Divisó la procesión que se acercaba y subió por la colina de la casa abandonada del zaguán, que después de tantos años se erigía desconchado, roído como su propia alma. Sintió en su pecho la misma humedad que había arrugado las paredes azules de ese fantasma de ladrillos. Para no derrumbarse, se clavó a él de un martillazo. Hoy que volvía a estar en ese pasillo desolado, recordaba que ahí los habían visto besarse una tarde de chicharras.

Ella, desde la urna, reconoció el arrastrar de sus pies. En su cuerpo muerto se avivó el alma. Su vientre y su herida ardieron.

Cuando los gemidos del cortejo estuvieron cerca, se dirigió hasta el borde de la colina, cerca del árbol que hacía frente a la callejuela del cementerio, y reconoció desde arriba las caras familiares y desamparadas. No encontró el rostro de ella y toda la condenación en fuga le cayó como una avalancha helada, que le hizo sangrar la herida, no aquella superficial y nimia de su pierna, sino una que tenía que ver con la raíz sombría de sí mismo.

La muerte de ella era un hecho que venía a partir las certidumbres de su ética, que no liberaba a los pobres como él había deseado y que lo enfrentaba con la propia devastación de su humanidad. Por primera vez quiso ser egoísta y reclamar al mundo la orfandad en la que vagaría su espíritu a partir de aquella ausencia.
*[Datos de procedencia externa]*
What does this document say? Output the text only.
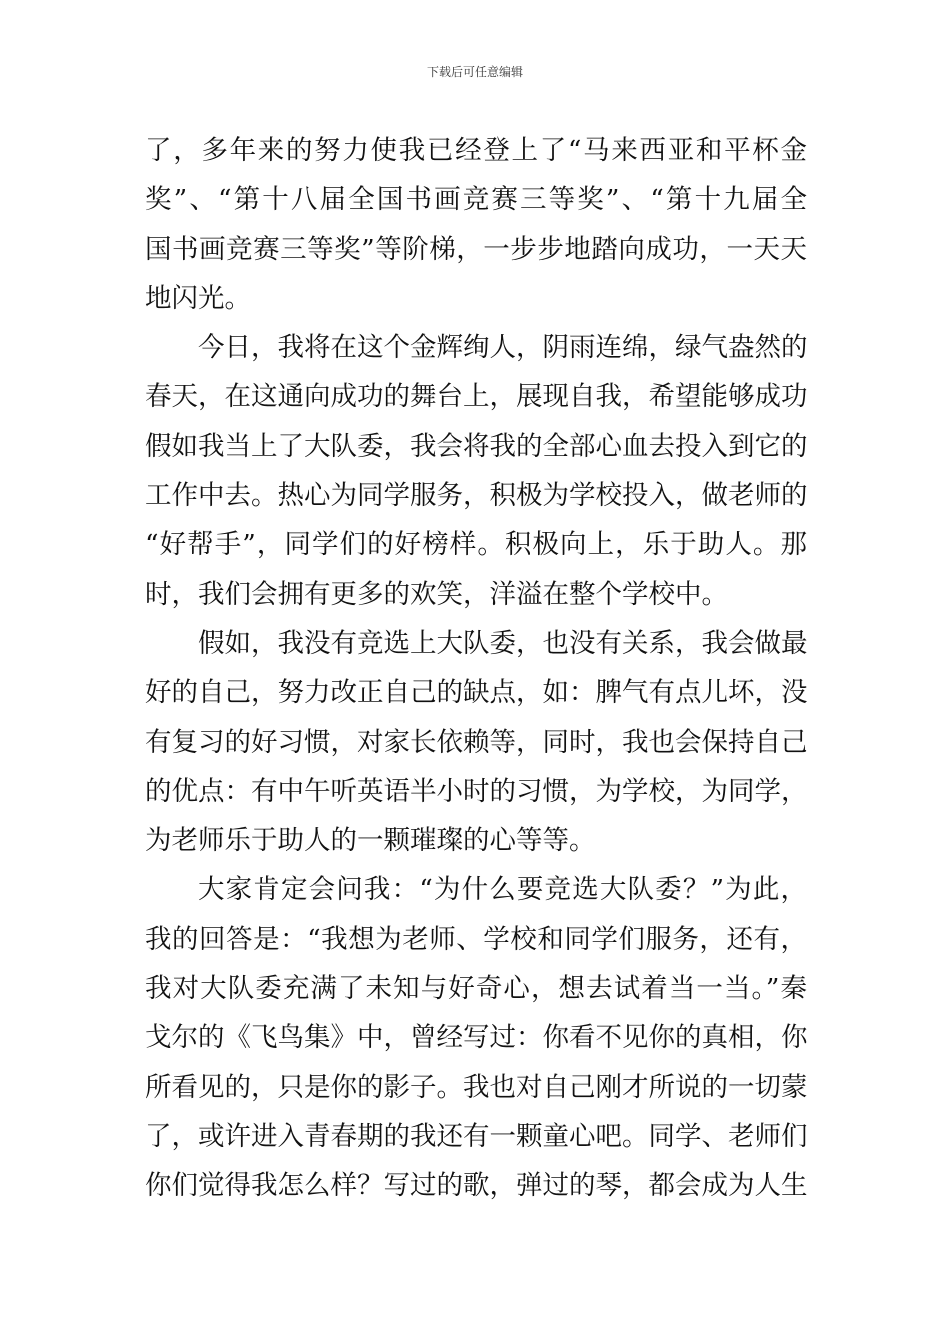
下载后可任意编辑
了，多年来的努力使我已经登上了“马来西亚和平杯金
奖”、“第十八届全国书画竞赛三等奖”、“第十九届全
国书画竞赛三等奖”等阶梯，一步步地踏向成功，一天天
地闪光。
今日，我将在这个金辉绚人，阴雨连绵，绿气盎然的
春天，在这通向成功的舞台上，展现自我，希望能够成功
假如我当上了大队委，我会将我的全部心血去投入到它的
工作中去。热心为同学服务，积极为学校投入，做老师的
“好帮手”，同学们的好榜样。积极向上，乐于助人。那
时，我们会拥有更多的欢笑，洋溢在整个学校中。
假如，我没有竞选上大队委，也没有关系，我会做最
好的自己，努力改正自己的缺点，如：脾气有点儿坏，没
有复习的好习惯，对家长依赖等，同时，我也会保持自己
的优点：有中午听英语半小时的习惯，为学校，为同学，
为老师乐于助人的一颗璀璨的心等等。
大家肯定会问我：“为什么要竞选大队委？”为此，
我的回答是：“我想为老师、学校和同学们服务，还有，
我对大队委充满了未知与好奇心，想去试着当一当。”秦
戈尔的《飞鸟集》中，曾经写过：你看不见你的真相，你
所看见的，只是你的影子。我也对自己刚才所说的一切蒙
了，或许进入青春期的我还有一颗童心吧。同学、老师们
你们觉得我怎么样？写过的歌，弹过的琴，都会成为人生
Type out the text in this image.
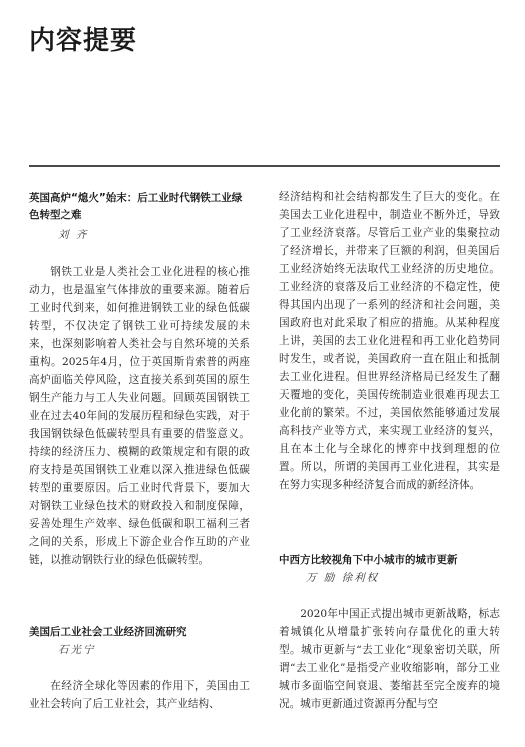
内容提要
英国高炉“熄火”始末：后工业时代钢铁工业绿色转型之难
刘 齐

钢铁工业是人类社会工业化进程的核心推动力，也是温室气体排放的重要来源。随着后工业时代到来，如何推进钢铁工业的绿色低碳转型，不仅决定了钢铁工业可持续发展的未来，也深刻影响着人类社会与自然环境的关系重构。2025年4月，位于英国斯肯索普的两座高炉面临关停风险，这直接关系到英国的原生钢生产能力与工人失业问题。回顾英国钢铁工业在过去40年间的发展历程和绿色实践，对于我国钢铁绿色低碳转型具有重要的借鉴意义。持续的经济压力、模糊的政策规定和有限的政府支持是英国钢铁工业难以深入推进绿色低碳转型的重要原因。后工业时代背景下，要加大对钢铁工业绿色技术的财政投入和制度保障，妥善处理生产效率、绿色低碳和职工福利三者之间的关系，形成上下游企业合作互助的产业链，以推动钢铁行业的绿色低碳转型。

美国后工业社会工业经济回流研究
石光宁

在经济全球化等因素的作用下，美国由工业社会转向了后工业社会，其产业结构、

经济结构和社会结构都发生了巨大的变化。在美国去工业化进程中，制造业不断外迁，导致了工业经济衰落。尽管后工业产业的集聚拉动了经济增长，并带来了巨额的利润，但美国后工业经济始终无法取代工业经济的历史地位。工业经济的衰落及后工业经济的不稳定性，使得其国内出现了一系列的经济和社会问题，美国政府也对此采取了相应的措施。从某种程度上讲，美国的去工业化进程和再工业化趋势同时发生，或者说，美国政府一直在阻止和抵制去工业化进程。但世界经济格局已经发生了翻天覆地的变化，美国传统制造业很难再现去工业化前的繁荣。不过，美国依然能够通过发展高科技产业等方式，来实现工业经济的复兴，且在本土化与全球化的博弈中找到理想的位置。所以，所谓的美国再工业化进程，其实是在努力实现多种经济复合而成的新经济体。

中西方比较视角下中小城市的城市更新
万 励 徐利权

2020年中国正式提出城市更新战略，标志着城镇化从增量扩张转向存量优化的重大转型。城市更新与“去工业化”现象密切关联，所谓“去工业化”是指受产业收缩影响，部分工业城市多面临空间衰退、萎缩甚至完全废弃的境况。城市更新通过资源再分配与空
Buscó colocarse en lo alto de la masa. Saltó como sus grillos sin piernas hasta encaramarse en el tronco de mangos y besos, cuyas ramas aún hacían sombra. Ella, desde la urna, reconoció el arrastrar de sus pies. En su cuerpo muerto se avivó el alma. Su vientre y su herida ardieron. “¡Qué lástima, Juan!”, dijo tocándose la herida.
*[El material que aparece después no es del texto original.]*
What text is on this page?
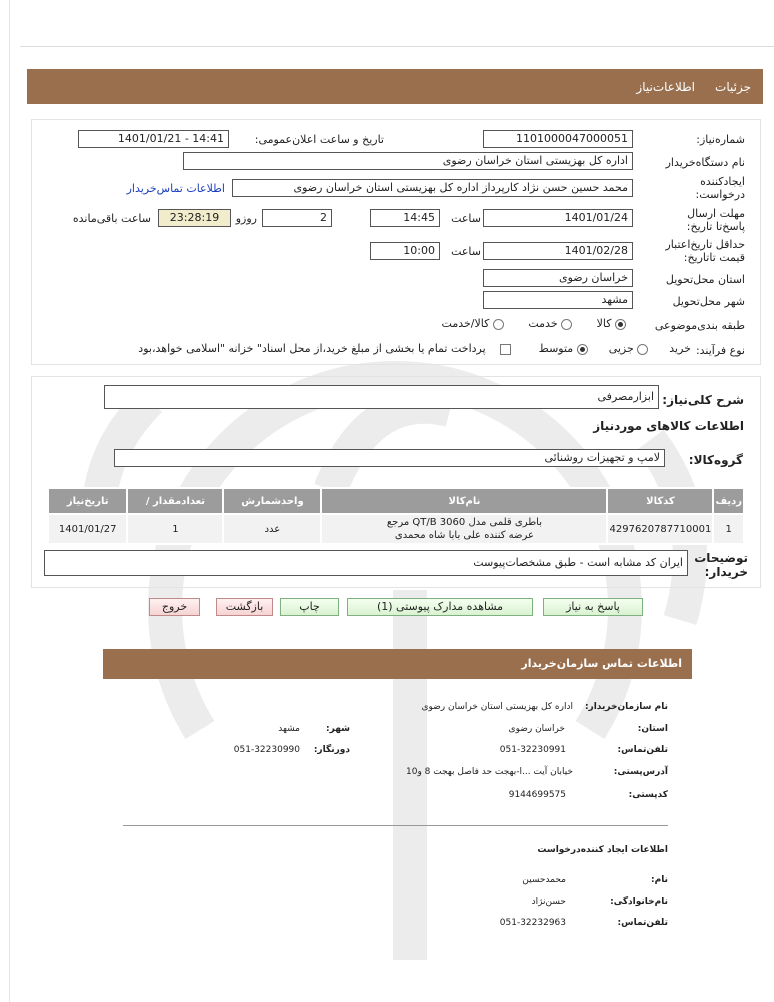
جزئیات
اطلاعات‌نیاز
شماره‌نیاز:
1101000047000051
تاریخ و ساعت اعلان‌عمومی:
1401/01/21 - 14:41
نام دستگاه‌خریدار
اداره کل بهزیستی استان خراسان رضوی
ایجادکننده درخواست:
محمد حسین حسن نژاد کارپرداز اداره کل بهزیستی استان خراسان رضوی
اطلاعات تماس‌خریدار
مهلت ارسال پاسخ‌تا تاریخ:
1401/01/24
ساعت
14:45
2
روزو
23:28:19
ساعت باقی‌مانده
حداقل تاریخ‌اعتبار قیمت تا‌تاریخ:
1401/02/28
ساعت
10:00
استان محل‌تحویل
خراسان رضوی
شهر محل‌تحویل
مشهد
طبقه بندی‌موضوعی
کالا        خدمت        کالا/خدمت
نوع فرآیند:
خرید       جزیی       متوسط            پرداخت تمام یا بخشی از مبلغ خرید،از محل اسناد" خزانه "اسلامی خواهد،بود
شرح کلی‌نیاز:
ابزارمصرفی
اطلاعات کالاهای موردنیاز
گروه‌کالا:
لامپ و تجهیزات روشنائی
ردیف	کدکالا	نام‌کالا	واحدشمارش	تعدادمقدار /	تاریخ‌نیاز
1	4297620787710001	باطری قلمی مدل QT/B 3060 مرجع
عرضه کننده علی بابا شاه محمدی	عدد	1	1401/01/27
توضیحات خریدار:
ایران کد مشابه است - طبق مشخصات‌پیوست
پاسخ به نیاز
مشاهده مدارک پیوستی (1)
چاپ
بازگشت
خروج
اطلاعات تماس سازمان‌خریدار
نام سازمان‌خریدار:
اداره کل بهزیستی استان خراسان رضوی
استان:
خراسان رضوی
شهر:
مشهد
تلفن‌تماس:
051-32230991
دورنگار:
051-32230990
آدرس‌پستی:
خیابان آیت ...ا-بهجت حد فاصل بهجت 8 و10
کدپستی:
9144699575
اطلاعات ایجاد کننده‌درخواست
نام:
محمدحسین
نام‌خانوادگی:
حسن‌نژاد
تلفن‌تماس:
051-32232963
Desde el ramaje, Juan miró el horizonte rojo; esperó que, como un purgatorio en súplica, aquellas manos que alzaban a su amante estuvieran bajo sus pies. Lanzó un respiro final y cuando la cama póstuma estuvo bajo el árbol, su bolso parió decenas de cartas y recuerdos sin destino que, al leerse, habrían impedido aquella muerte, pero que en ese instante abaleaban la urna de su amante con proyectiles hechos de letras, nunca antes leídas. Ambos habían escrito aquel amor sobre el vacío de un túnel destinado a derrumbarse.